The third truth the title of the book refers to appears to be initially the truth that lies between the world of the whites and the reds, the communists and the old regime the Russian revolution displaced. The book's set in Siberian Russia, the nearest town being Irkutsk, but most of the action taking place in the villages on the edge of the Taiga, the unspoilt wilderness. It tells the story of two men, Selivanov and his friend, Ivan Ryabinin. Selivanov comes from doughty peasant stock, taught the ways of the taiga by his father. Ryabinin is a ranger, who nearly captures Selivanov poaching, but is shot by him instead. Selivanov helps his enemy recover, and the two then become friends. Their life is complicated when an old White general appears (who Selivanov's father once helped to escape) with his daughter, with the intention of hiding out in the taiga before he dies. His daughter and Ivan will later marry, before Ryabinin falls foul of the Stalinist authorities and disappears in a gulag for twenty years. When he emerges, only his friend has kept faith in him, keeping in touch with his daughter, and keeping an eye on his home.
This is not a complex book: the storytelling moves backwards and forwards in time, exploring the two protagonist's relationship. It's rooted in character: the contrasting natures of the two men, and how this would appear to have helped determine their respective fates. Borodin himself spent time in Soviet gulags, and his portrayal of Ivan, who may have found God in the camps but does not receive the peace of mind he hoped for on his release, is a touching one. The passage in the closing section where his friend confronts the local KGB officer would, one imagines, have possessed a greater resonance in the time the book was written, and be testament to a kind of courage its harder to appreciate now.

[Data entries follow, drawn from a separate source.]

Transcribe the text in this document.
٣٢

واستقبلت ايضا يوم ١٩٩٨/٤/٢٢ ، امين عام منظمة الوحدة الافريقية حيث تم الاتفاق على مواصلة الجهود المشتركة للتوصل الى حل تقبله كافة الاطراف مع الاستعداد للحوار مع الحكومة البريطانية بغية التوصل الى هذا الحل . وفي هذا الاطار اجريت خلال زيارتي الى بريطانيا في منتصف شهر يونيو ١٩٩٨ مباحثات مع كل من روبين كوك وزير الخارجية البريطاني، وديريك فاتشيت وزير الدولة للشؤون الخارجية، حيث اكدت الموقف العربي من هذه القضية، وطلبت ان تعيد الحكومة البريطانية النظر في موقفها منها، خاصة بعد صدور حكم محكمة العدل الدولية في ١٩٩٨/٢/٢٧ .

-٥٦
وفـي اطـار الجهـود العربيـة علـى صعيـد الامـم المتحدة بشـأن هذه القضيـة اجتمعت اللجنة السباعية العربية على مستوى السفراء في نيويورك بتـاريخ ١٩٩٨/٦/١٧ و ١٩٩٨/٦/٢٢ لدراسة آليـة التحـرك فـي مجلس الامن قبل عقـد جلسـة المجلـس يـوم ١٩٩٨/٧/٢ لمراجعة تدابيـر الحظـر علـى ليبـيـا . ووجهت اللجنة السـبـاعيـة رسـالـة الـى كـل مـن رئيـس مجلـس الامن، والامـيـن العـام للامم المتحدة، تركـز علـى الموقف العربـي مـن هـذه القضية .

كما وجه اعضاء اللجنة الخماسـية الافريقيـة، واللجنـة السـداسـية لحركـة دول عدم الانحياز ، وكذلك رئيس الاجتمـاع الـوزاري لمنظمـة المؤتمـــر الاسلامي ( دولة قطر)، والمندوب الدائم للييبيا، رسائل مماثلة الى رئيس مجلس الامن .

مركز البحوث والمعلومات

Nevertheless, the book's power, beyond its exploration of the two men's friendship, comes now from its description of the way their bond was formed by a shared love of the Siberian taiga. There are a multitude of third ways, or truths, to be discovered in this world, but it feels now as though this might be exploring the path, increasingly vital, which must be found between the world of nature and man. When Ivan returns to the taiga after twenty years, he finds it altered by mankind's meddling. Both men have learnt how to use their relationship with the wilderness to create meaning and a sense of place in the world, a sense of place which is corrupted by the man-made business of politics. Borodin rarely seems to openly confront a system which repressed both nature and himself: life goes on in these villages no matter what the changing of the political guard, and a wily peasant will always find a way to survive; but the bulldozers that dig up the wilderness and summon up a vision of hell for Ivan seem to portend a greater threat, one which brings about the final rupture of the two men's friendship.